To find the moment of inertia of the plate about the y-axis, you are correct in using the formula for the moment of inertia of a continuous body. However, instead of using cylindrical shells, you can use the parallel axis theorem to simplify the calculation.
The parallel axis theorem states that the moment of inertia about an axis parallel to and a distance 'd' away from an axis passing through the center of mass is equal to the moment of inertia about the center of mass plus the mass times the square of 'd'.
In this case, you can consider the plate as a collection of infinitesimally thin strips along the y-axis. Each strip has a height 'dy' and a width 'dx'.
To calculate the moment of inertia of each strip, you can use the formula for the moment of inertia of a thin rod rotating about its end, which is given by (1/3) * mass * length^2. In this case, the length of each strip is dx, and the mass of each strip is equal to its density * dy * dx.
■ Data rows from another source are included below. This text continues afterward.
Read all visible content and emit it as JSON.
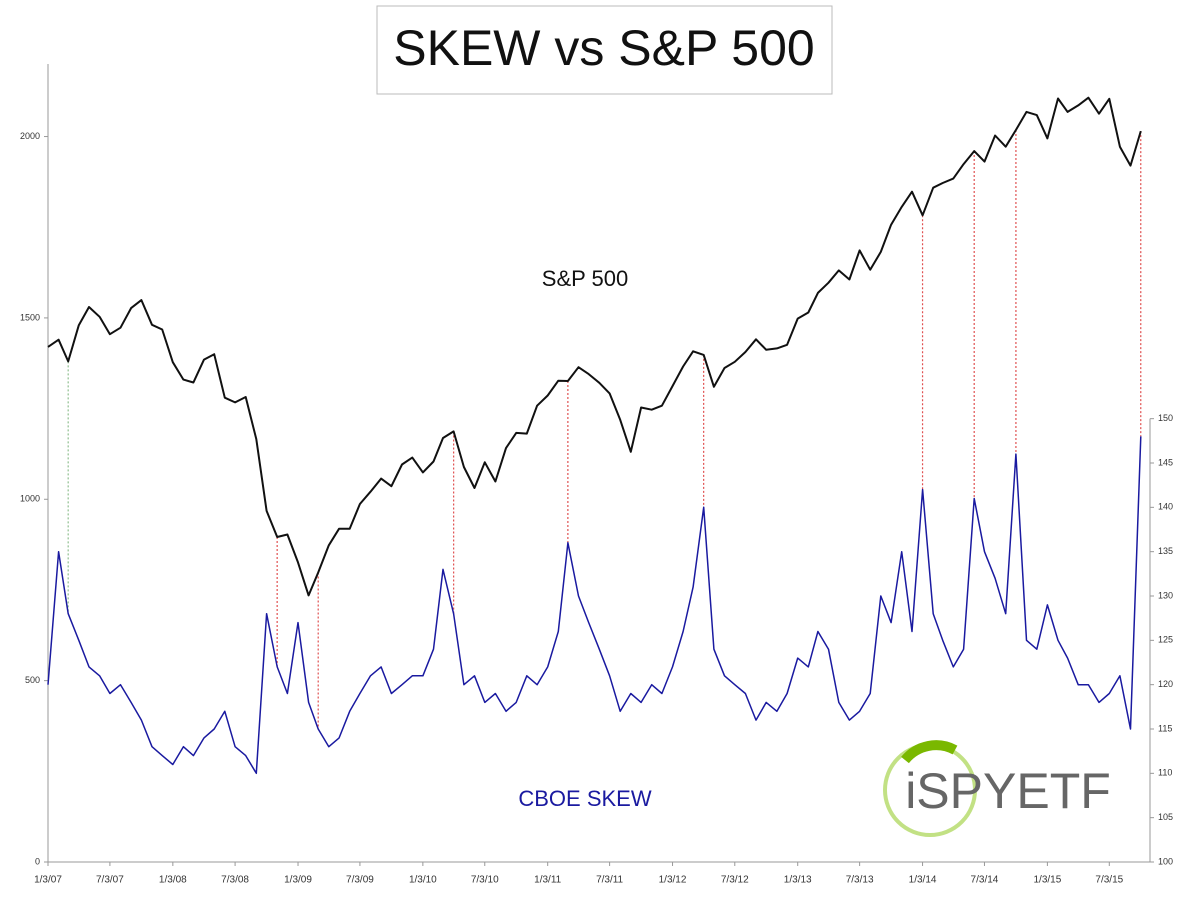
{
  "chart_data": {
    "type": "line",
    "title": "SKEW vs S&P 500",
    "x": [
      "2007-01-03",
      "2007-02-03",
      "2007-03-03",
      "2007-04-03",
      "2007-05-03",
      "2007-06-03",
      "2007-07-03",
      "2007-08-03",
      "2007-09-03",
      "2007-10-03",
      "2007-11-03",
      "2007-12-03",
      "2008-01-03",
      "2008-02-03",
      "2008-03-03",
      "2008-04-03",
      "2008-05-03",
      "2008-06-03",
      "2008-07-03",
      "2008-08-03",
      "2008-09-03",
      "2008-10-03",
      "2008-11-03",
      "2008-12-03",
      "2009-01-03",
      "2009-02-03",
      "2009-03-03",
      "2009-04-03",
      "2009-05-03",
      "2009-06-03",
      "2009-07-03",
      "2009-08-03",
      "2009-09-03",
      "2009-10-03",
      "2009-11-03",
      "2009-12-03",
      "2010-01-03",
      "2010-02-03",
      "2010-03-03",
      "2010-04-03",
      "2010-05-03",
      "2010-06-03",
      "2010-07-03",
      "2010-08-03",
      "2010-09-03",
      "2010-10-03",
      "2010-11-03",
      "2010-12-03",
      "2011-01-03",
      "2011-02-03",
      "2011-03-03",
      "2011-04-03",
      "2011-05-03",
      "2011-06-03",
      "2011-07-03",
      "2011-08-03",
      "2011-09-03",
      "2011-10-03",
      "2011-11-03",
      "2011-12-03",
      "2012-01-03",
      "2012-02-03",
      "2012-03-03",
      "2012-04-03",
      "2012-05-03",
      "2012-06-03",
      "2012-07-03",
      "2012-08-03",
      "2012-09-03",
      "2012-10-03",
      "2012-11-03",
      "2012-12-03",
      "2013-01-03",
      "2013-02-03",
      "2013-03-03",
      "2013-04-03",
      "2013-05-03",
      "2013-06-03",
      "2013-07-03",
      "2013-08-03",
      "2013-09-03",
      "2013-10-03",
      "2013-11-03",
      "2013-12-03",
      "2014-01-03",
      "2014-02-03",
      "2014-03-03",
      "2014-04-03",
      "2014-05-03",
      "2014-06-03",
      "2014-07-03",
      "2014-08-03",
      "2014-09-03",
      "2014-10-03",
      "2014-11-03",
      "2014-12-03",
      "2015-01-03",
      "2015-02-03",
      "2015-03-03",
      "2015-04-03",
      "2015-05-03",
      "2015-06-03",
      "2015-07-03",
      "2015-08-03",
      "2015-09-03",
      "2015-10-03"
    ],
    "series": [
      {
        "name": "S&P 500",
        "color": "#111111",
        "axis": "y",
        "values": [
          1420,
          1440,
          1380,
          1480,
          1530,
          1503,
          1455,
          1473,
          1527,
          1549,
          1481,
          1468,
          1378,
          1330,
          1322,
          1385,
          1400,
          1280,
          1267,
          1282,
          1166,
          968,
          896,
          903,
          826,
          735,
          798,
          873,
          919,
          919,
          987,
          1021,
          1057,
          1036,
          1096,
          1115,
          1074,
          1104,
          1169,
          1187,
          1089,
          1031,
          1102,
          1049,
          1141,
          1183,
          1181,
          1258,
          1286,
          1327,
          1326,
          1364,
          1345,
          1321,
          1292,
          1219,
          1131,
          1253,
          1247,
          1258,
          1312,
          1366,
          1408,
          1398,
          1310,
          1362,
          1379,
          1406,
          1441,
          1412,
          1416,
          1426,
          1498,
          1515,
          1569,
          1597,
          1631,
          1606,
          1686,
          1633,
          1682,
          1757,
          1806,
          1848,
          1783,
          1859,
          1872,
          1884,
          1924,
          1960,
          1931,
          2003,
          1972,
          2018,
          2068,
          2059,
          1995,
          2105,
          2068,
          2086,
          2107,
          2063,
          2104,
          1972,
          1920,
          2015
        ]
      },
      {
        "name": "CBOE SKEW",
        "color": "#1a1aa0",
        "axis": "y2",
        "values": [
          120,
          135,
          128,
          125,
          122,
          121,
          119,
          120,
          118,
          116,
          113,
          112,
          111,
          113,
          112,
          114,
          115,
          117,
          113,
          112,
          110,
          128,
          122,
          119,
          127,
          118,
          115,
          113,
          114,
          117,
          119,
          121,
          122,
          119,
          120,
          121,
          121,
          124,
          133,
          128,
          120,
          121,
          118,
          119,
          117,
          118,
          121,
          120,
          122,
          126,
          136,
          130,
          127,
          124,
          121,
          117,
          119,
          118,
          120,
          119,
          122,
          126,
          131,
          140,
          124,
          121,
          120,
          119,
          116,
          118,
          117,
          119,
          123,
          122,
          126,
          124,
          118,
          116,
          117,
          119,
          130,
          127,
          135,
          126,
          142,
          128,
          125,
          122,
          124,
          141,
          135,
          132,
          128,
          146,
          125,
          124,
          129,
          125,
          123,
          120,
          120,
          118,
          119,
          121,
          115,
          148
        ]
      }
    ],
    "highlights": [
      {
        "date": "2007-03-03",
        "color": "#8fbf8f"
      },
      {
        "date": "2008-11-03",
        "color": "#e05050"
      },
      {
        "date": "2009-03-03",
        "color": "#e05050"
      },
      {
        "date": "2010-04-03",
        "color": "#e05050"
      },
      {
        "date": "2011-03-03",
        "color": "#e05050"
      },
      {
        "date": "2012-04-03",
        "color": "#e05050"
      },
      {
        "date": "2014-01-03",
        "color": "#e05050"
      },
      {
        "date": "2014-06-03",
        "color": "#e05050"
      },
      {
        "date": "2014-10-03",
        "color": "#e05050"
      },
      {
        "date": "2015-10-03",
        "color": "#e05050"
      }
    ],
    "xlim": [
      "2007-01-03",
      "2015-10-30"
    ],
    "xticks": [
      {
        "value": "2007-01-03",
        "label": "1/3/07"
      },
      {
        "value": "2007-07-03",
        "label": "7/3/07"
      },
      {
        "value": "2008-01-03",
        "label": "1/3/08"
      },
      {
        "value": "2008-07-03",
        "label": "7/3/08"
      },
      {
        "value": "2009-01-03",
        "label": "1/3/09"
      },
      {
        "value": "2009-07-03",
        "label": "7/3/09"
      },
      {
        "value": "2010-01-03",
        "label": "1/3/10"
      },
      {
        "value": "2010-07-03",
        "label": "7/3/10"
      },
      {
        "value": "2011-01-03",
        "label": "1/3/11"
      },
      {
        "value": "2011-07-03",
        "label": "7/3/11"
      },
      {
        "value": "2012-01-03",
        "label": "1/3/12"
      },
      {
        "value": "2012-07-03",
        "label": "7/3/12"
      },
      {
        "value": "2013-01-03",
        "label": "1/3/13"
      },
      {
        "value": "2013-07-03",
        "label": "7/3/13"
      },
      {
        "value": "2014-01-03",
        "label": "1/3/14"
      },
      {
        "value": "2014-07-03",
        "label": "7/3/14"
      },
      {
        "value": "2015-01-03",
        "label": "1/3/15"
      },
      {
        "value": "2015-07-03",
        "label": "7/3/15"
      }
    ],
    "ylim": [
      0,
      2200
    ],
    "yticks": [
      0,
      500,
      1000,
      1500,
      2000
    ],
    "y2lim": [
      100,
      190
    ],
    "y2ticks": [
      100,
      105,
      110,
      115,
      120,
      125,
      130,
      135,
      140,
      145,
      150
    ],
    "logo": "iSPYETF"
  }
}
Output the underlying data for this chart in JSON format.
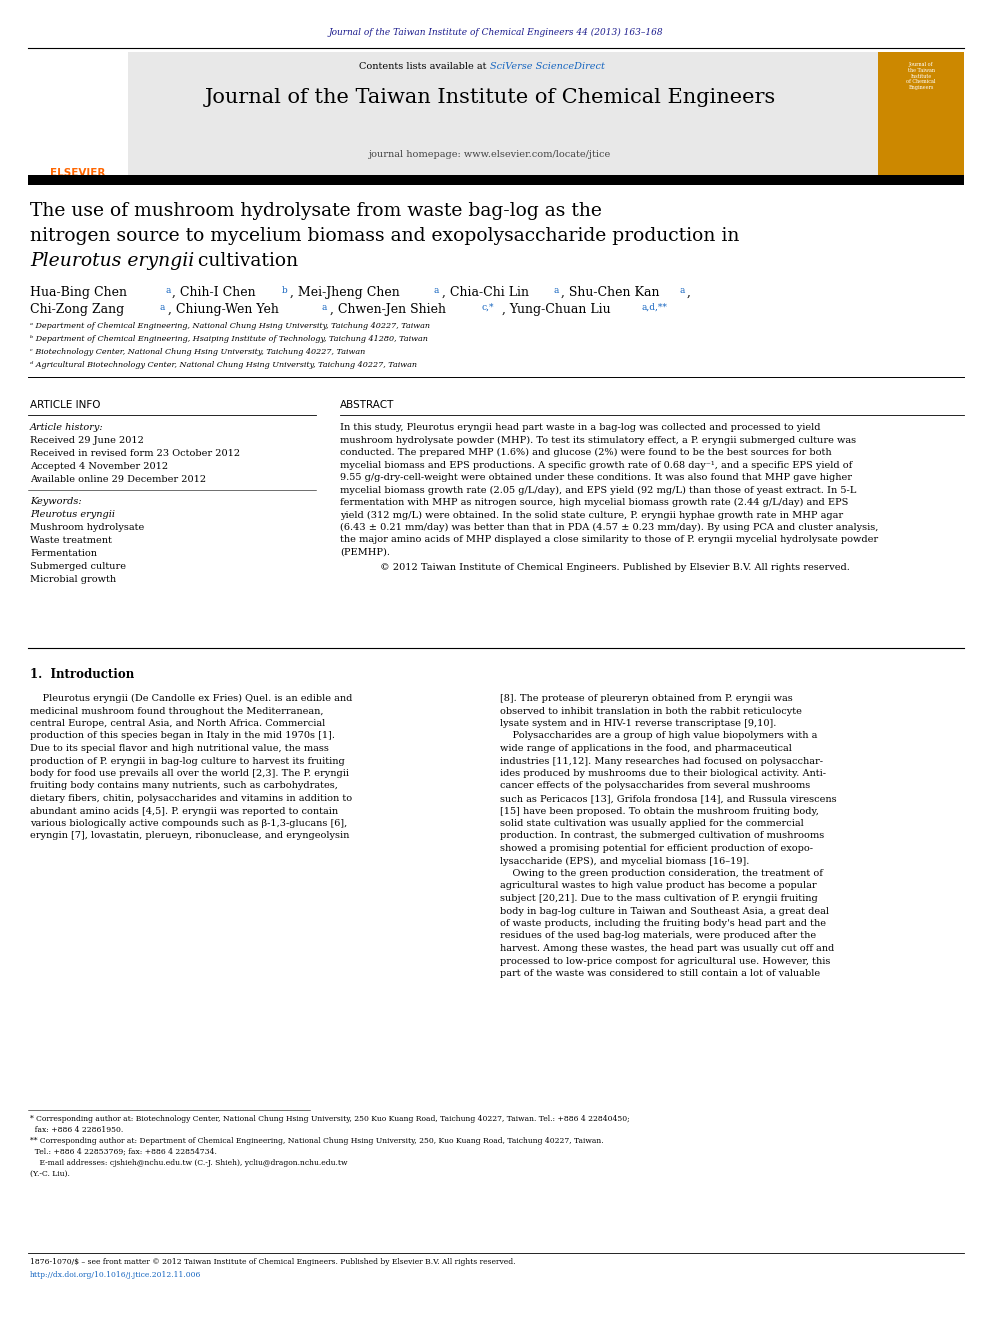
{
  "page_width": 9.92,
  "page_height": 13.23,
  "dpi": 100,
  "bg_color": "#ffffff",
  "journal_ref_text": "Journal of the Taiwan Institute of Chemical Engineers 44 (2013) 163–168",
  "journal_ref_color": "#1a1a8c",
  "header_title": "Journal of the Taiwan Institute of Chemical Engineers",
  "header_subtitle": "journal homepage: www.elsevier.com/locate/jtice",
  "sciverse_color": "#1565c0",
  "article_title_line1": "The use of mushroom hydrolysate from waste bag-log as the",
  "article_title_line2": "nitrogen source to mycelium biomass and exopolysaccharide production in",
  "article_title_italic": "Pleurotus eryngii",
  "article_title_end": " cultivation",
  "affil_a": "ᵃ Department of Chemical Engineering, National Chung Hsing University, Taichung 40227, Taiwan",
  "affil_b": "ᵇ Department of Chemical Engineering, Hsaiping Institute of Technology, Taichung 41280, Taiwan",
  "affil_c": "ᶜ Biotechnology Center, National Chung Hsing University, Taichung 40227, Taiwan",
  "affil_d": "ᵈ Agricultural Biotechnology Center, National Chung Hsing University, Taichung 40227, Taiwan",
  "received1": "Received 29 June 2012",
  "received2": "Received in revised form 23 October 2012",
  "accepted": "Accepted 4 November 2012",
  "available": "Available online 29 December 2012",
  "keywords": [
    "Pleurotus eryngii",
    "Mushroom hydrolysate",
    "Waste treatment",
    "Fermentation",
    "Submerged culture",
    "Microbial growth"
  ],
  "copyright_text": "© 2012 Taiwan Institute of Chemical Engineers. Published by Elsevier B.V. All rights reserved.",
  "bottom_issn": "1876-1070/$ – see front matter © 2012 Taiwan Institute of Chemical Engineers. Published by Elsevier B.V. All rights reserved.",
  "bottom_doi": "http://dx.doi.org/10.1016/j.jtice.2012.11.006"
}
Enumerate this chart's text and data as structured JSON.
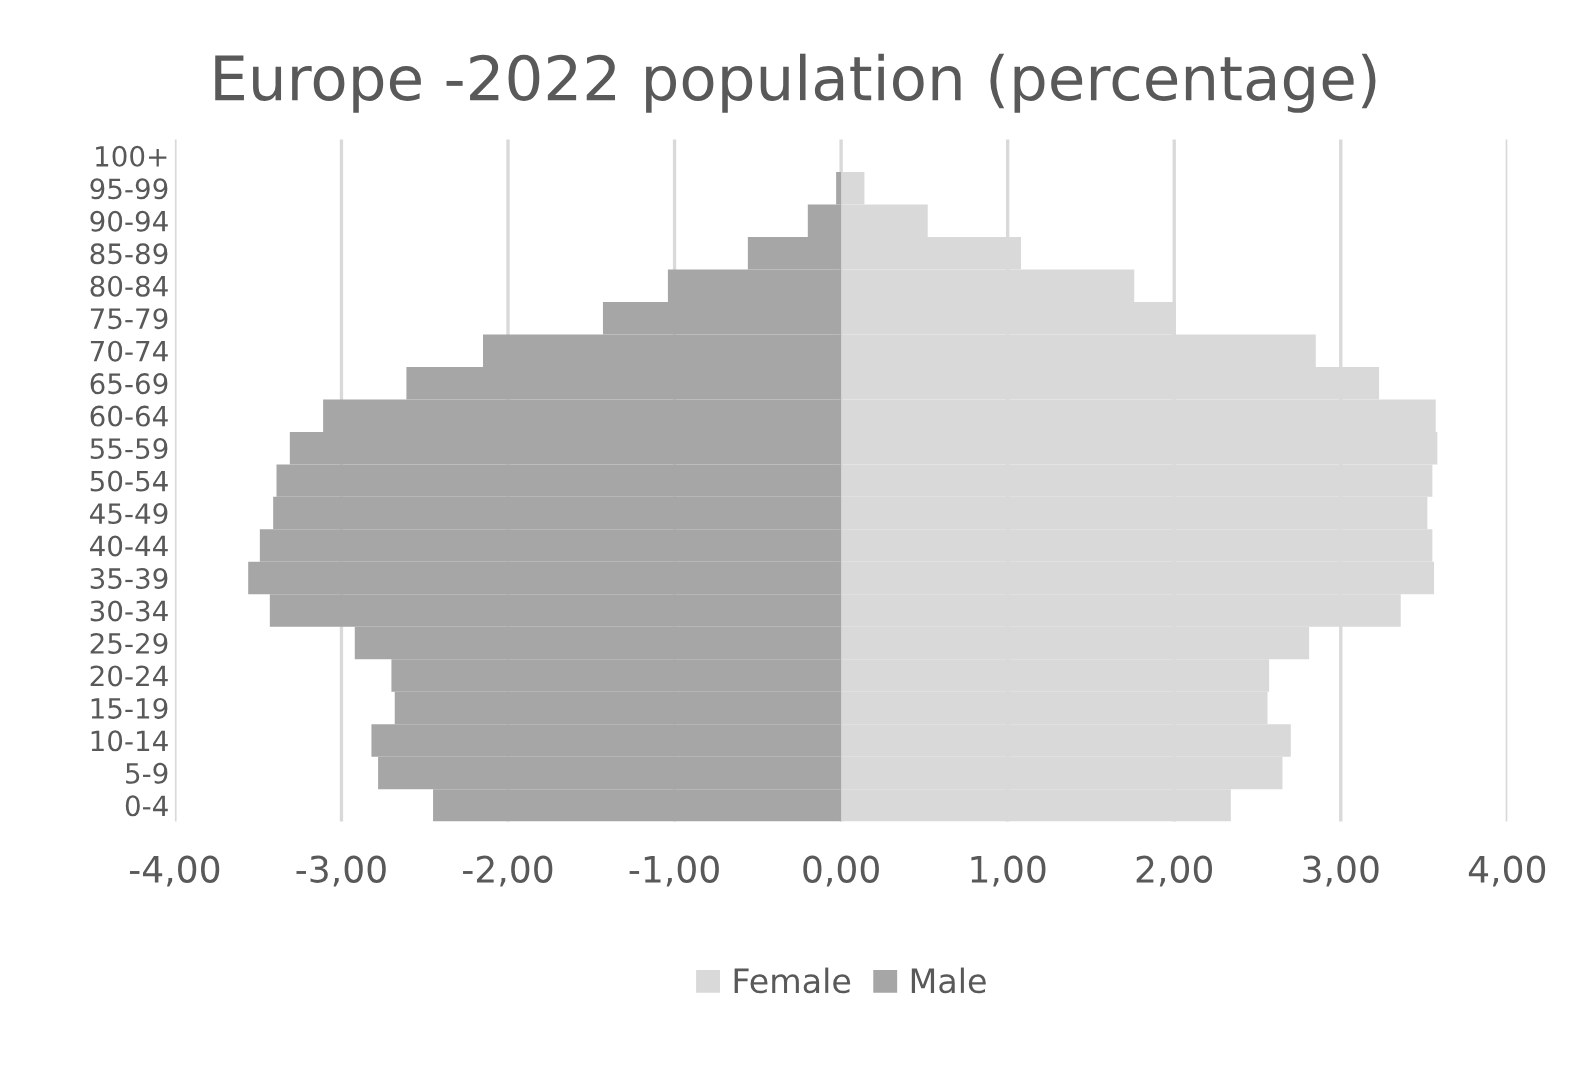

Now, let's go step by step to find the moment of inertia.
1. Start with the equation of the lower boundary of the plate, y = 1.10x^2.
2. Since you are rotating the strip about the y-axis, the distance 'd' for each strip is equal to the x-coordinate of the strip.
3. The length of each strip is dx, and the mass of each strip is equal to its density * dy * dx.
4. The density of the plate is equal to its mass divided by its volume. The mass of the plate is given as 5.62 kg, and the volume of each strip is equal to its height (dy) multiplied by its width (dx).
5. Substitute the equation of the lower boundary, y = 1.10x^2, into the expression for the moment of inertia of each strip.
6. Perform the integration to sum up the moment of inertia of all the strips from x = 0 to x = R, where R is the x-coordinate of the farthest point on the parabolic section.
The final expression for the moment of inertia of the plate about the y-axis can be obtained by plugging in the value of R into the integral expression.